Figure 4-104 shows a terminal lug inserted into a hand tool. The following general guidelines outline the crimping procedure:
- Strip the wire insulation to proper length.
- Insert the terminal lug, tongue first, into the hand tool barrel crimping jaws until the terminal lug barrel butts flush against the tool stop.
- Insert the stripped wire into the terminal lug barrel until the wire insulation butts flush against the end of the barrel.
- Squeeze the tool handles until the ratchet releases.
- Remove the completed assembly and examine it for proper crimp.

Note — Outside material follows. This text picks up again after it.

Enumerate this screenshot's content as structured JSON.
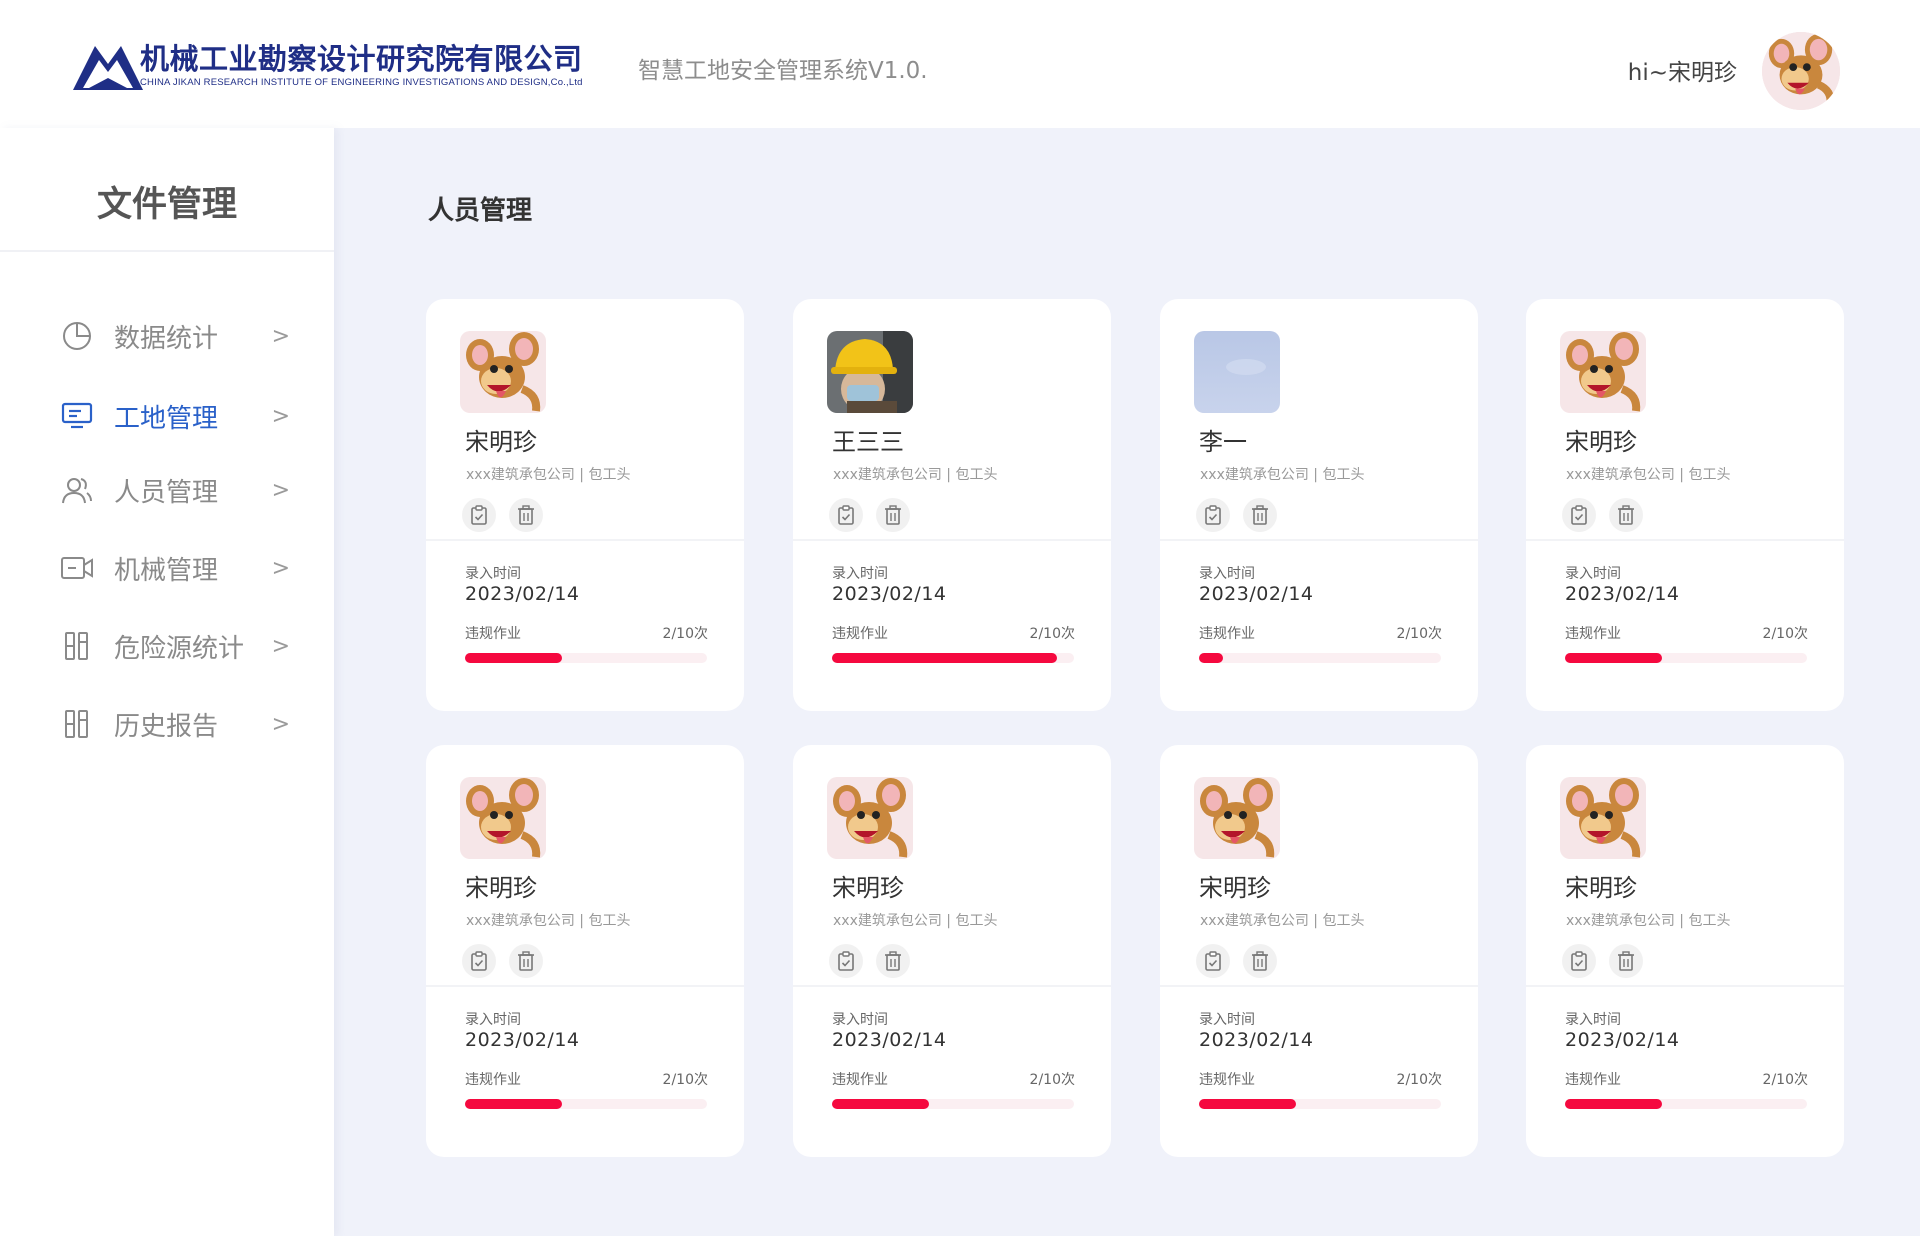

Some types of uninsulated terminal lugs are insulated after assembly to a wire by means of pieces of transparent flexible tubing called sleeves. The sleeve provides electrical and mechanical protection at the connection. When the size of the sleeves used is such that it fits tightly over the terminal lug, the sleeves need not be tied; otherwise, it should be tied with lacing cord [Figure 4-105]
Aluminum Wire Terminals
Aluminum wire is being used increasingly in aircraft systems because of its weight advantage over copper. However, bending aluminum causes “work hardening” of the metal, making it brittle. This results in failure or breakage of strands much sooner than in a similar case with copper wire. Aluminum also forms a high-resistant oxide film immediately upon exposure to air. To compensate for these disadvantages, it is important to use the most reliable installation procedures. Only aluminum terminal lugs are used to terminate aluminum wires.
All aluminum terminals incorporate an inspection hole that permits checking the depth of wire insertion. [Figure 4-106] The barrel of aluminum terminal lugs is filled with a petrolatum-zinc dust compound. This compound removes the oxide film from the aluminum by a grinding process during the crimping operation. The compound also minimizes later oxidation of the completed connection by excluding moisture and air. The compound is retained inside the terminal lug barrel by a plastic or foil seal at the end of the barrel.Splicing Copper Wires Using Preinsulated Wires
Preinsulated permanent copper splices join small wires of sizes 22 through 10. Each splice size can be used for more than one wire size. Splices are usually color coded in the same manner as preinsulated, small copper terminal lugs. Some splices are insulated with white plastic. Splices are also used to reduce wire sizes [Figure 4-107]
Crimping tools are used to accomplish this type of splice. The crimping procedures are the same as those used for terminal lugs, except that the crimping operation must be done twice, one for each end of the splice.